El sistema de gobierno que se conoce en la literatura política como spoil system o “sistema del botín”, existió no sólo en Estados Unidos, sino que también predominó en la mayoría de los países europeos hasta bien entrado el siglo XIX. Fue abandonado a finales de ese siglo debido a las guerras, al comprobarse que el reino que no construía un Estado ni contaba con fuerzas armadas eficientes llevaba las de perder. En la Argentina, el Estado, en su formulación tanto nacional, provincial o municipal, ha venido siendo usado, independientemente del color político de los gobiernos, como el “botín de guerra” del partido que gana las elecciones. Por consiguiente podemos afirmar, sin lugar a dudas, que no se abrirán las puertas a un verdadero proceso de modernización en la Argentina si no se asume la necesidad de terminar con esas prácticas.

La ausencia de una gestión pública eficaz se convierte en un pesado lastre para la economía en su conjunto, restando productividad al sistema. Si el Estado no renueva la infraestructura o construye nuevas rutas y puertos para posibilitar la salida de las exportaciones, se produce un menoscabo en el esfuerzo de inserción del país en un mundo altamente competitivo. El aparato público burocrático e ineficiente, que va superponiendo una regulación tras otra, como capas de pintura en una puerta vieja, crea obstáculos innecesarios a las iniciativas de los emprendedores privados. Por otro lado, las administraciones modernas adquieren mayor legitimidad cuando hacen una utilización racional y eficiente de los recursos que los ciudadanos, a través de los impuestos, ponen a su disposición. Por lo tanto, no será posible reducir el fenómeno de la evasión impositiva, tan instalado en nuestra cultura, si el Estado no ofrece la evidencia del uso racional de los recursos que sustrae al aparato productivo privado. De no conseguirlo, se frustra uno de los objetivos estratégicos de un gobierno moderno, que consiste en reducir los niveles de desigualdad social a través de un sistema fiscal inteligente, equilibrado y justo.

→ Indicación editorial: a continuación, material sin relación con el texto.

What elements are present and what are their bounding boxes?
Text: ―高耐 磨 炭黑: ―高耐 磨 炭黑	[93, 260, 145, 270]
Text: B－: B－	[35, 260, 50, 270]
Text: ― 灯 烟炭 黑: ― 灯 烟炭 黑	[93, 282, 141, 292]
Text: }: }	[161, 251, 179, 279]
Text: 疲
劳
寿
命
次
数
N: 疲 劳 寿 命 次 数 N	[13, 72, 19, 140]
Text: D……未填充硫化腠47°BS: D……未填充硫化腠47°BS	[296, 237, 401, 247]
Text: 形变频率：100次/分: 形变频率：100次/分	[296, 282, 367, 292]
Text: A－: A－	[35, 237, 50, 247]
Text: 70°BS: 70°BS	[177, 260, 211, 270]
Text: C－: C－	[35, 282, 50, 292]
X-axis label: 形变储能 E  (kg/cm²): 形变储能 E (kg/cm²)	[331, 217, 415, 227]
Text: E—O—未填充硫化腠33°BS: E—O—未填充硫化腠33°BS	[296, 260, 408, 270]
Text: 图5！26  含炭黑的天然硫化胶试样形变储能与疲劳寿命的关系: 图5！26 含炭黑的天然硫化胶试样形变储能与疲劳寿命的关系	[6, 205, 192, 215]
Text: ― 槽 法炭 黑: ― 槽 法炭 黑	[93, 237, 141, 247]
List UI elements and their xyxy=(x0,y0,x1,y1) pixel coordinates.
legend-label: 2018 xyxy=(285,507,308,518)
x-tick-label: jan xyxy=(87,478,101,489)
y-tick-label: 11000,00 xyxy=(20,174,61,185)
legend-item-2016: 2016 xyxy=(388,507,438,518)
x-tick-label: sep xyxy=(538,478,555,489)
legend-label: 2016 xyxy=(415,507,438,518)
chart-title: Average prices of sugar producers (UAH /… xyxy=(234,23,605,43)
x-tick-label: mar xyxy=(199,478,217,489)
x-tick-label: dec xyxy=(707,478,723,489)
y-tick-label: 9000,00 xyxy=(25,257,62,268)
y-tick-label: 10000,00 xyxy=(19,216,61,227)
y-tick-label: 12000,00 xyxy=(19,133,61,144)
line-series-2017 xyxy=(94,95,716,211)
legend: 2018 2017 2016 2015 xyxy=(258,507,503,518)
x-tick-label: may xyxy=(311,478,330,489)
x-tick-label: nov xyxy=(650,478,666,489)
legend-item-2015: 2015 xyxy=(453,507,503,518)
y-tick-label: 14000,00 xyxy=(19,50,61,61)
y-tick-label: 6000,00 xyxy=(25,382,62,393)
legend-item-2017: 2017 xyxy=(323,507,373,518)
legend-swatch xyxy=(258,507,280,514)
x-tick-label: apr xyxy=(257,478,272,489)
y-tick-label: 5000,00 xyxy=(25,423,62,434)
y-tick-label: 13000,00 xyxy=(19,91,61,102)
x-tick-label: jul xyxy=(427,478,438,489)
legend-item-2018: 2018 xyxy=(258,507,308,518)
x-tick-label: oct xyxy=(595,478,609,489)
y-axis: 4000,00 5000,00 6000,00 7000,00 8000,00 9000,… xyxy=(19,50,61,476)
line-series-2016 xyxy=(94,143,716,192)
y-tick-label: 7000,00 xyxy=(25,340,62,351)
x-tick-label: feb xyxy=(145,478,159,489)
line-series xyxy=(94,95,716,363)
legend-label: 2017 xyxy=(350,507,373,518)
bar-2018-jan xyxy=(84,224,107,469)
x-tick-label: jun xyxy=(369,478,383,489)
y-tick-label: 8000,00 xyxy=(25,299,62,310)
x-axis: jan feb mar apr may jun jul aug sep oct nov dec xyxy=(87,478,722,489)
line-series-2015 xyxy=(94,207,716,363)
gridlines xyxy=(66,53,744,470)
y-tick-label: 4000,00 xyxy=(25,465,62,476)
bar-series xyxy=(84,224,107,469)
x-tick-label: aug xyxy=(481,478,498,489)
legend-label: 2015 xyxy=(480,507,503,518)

El problema de la tradicional inequidad de nuestro sistema se agrava cuando el Estado no ofrece, en condiciones de suficiencia y calidad, los servicios públicos de salud, educación y seguridad social integral. Los sectores sociales más humildes, que no tienen acceso a las prestaciones privadas de estos servicios, quedan socialmente rezagados y así se asiste lentamente a la formación de un país de peligrosas dualidades. Por consiguiente, la modernización de las administraciones públicas debería erigirse en la principal política de Estado, fruto del consenso entre todos o la mayoría de los partidos políticos. Sin embargo, nuestro sistema institucional de presidencialismo reforzado conspira contra esta posibilidad. Una vez que el candidato obtiene el premio mayor de la primera jefatura, la historia comprueba, en forma reiterada, que comienza el pago de los favores electorales.

 

 

Un programa alternativo

Las fuerzas políticas que se oponen al deseo de Milei de acabar con el Estado deberían confluir alrededor de un programa alternativo de modernización del Estado que sirva para fortalecerlo y hacerlo más eficaz. Cuando Sergio Massa anunció su programa electoral manifestó su voluntad de “liderar un gobierno de unidad nacional” y de inaugurar una etapa en la que primara el diálogo, la convivencia democrática y la búsqueda de consensos para resolver los problemas y desafíos que tenemos como país. Esa labor no debe ser abandonada como consecuencia del adverso resultado electoral. Debe ser asumida aún con mayor ahínco alrededor de unos pocos puntos programáticos que puedan ser compartidos por un amplio espectro de fuerzas progresistas que coincidan en la necesidad de defender el Estado de bienestar. Todos los procesos de modernización de la Administración pública que han tenido lugar en los países que conforman la Unión Europea fueron fruto de un acuerdo político. La Argentina demanda un acuerdo de similar calado, una política de Estado consensuada por los partidos políticos progresistas en la que asuman el compromiso público de defender el Estado del acoso ultraliberal, pero al mismo tiempo adopten la firme responsabilidad de modernizarlo para que nadie vuelva a cuestionar su legitimidad.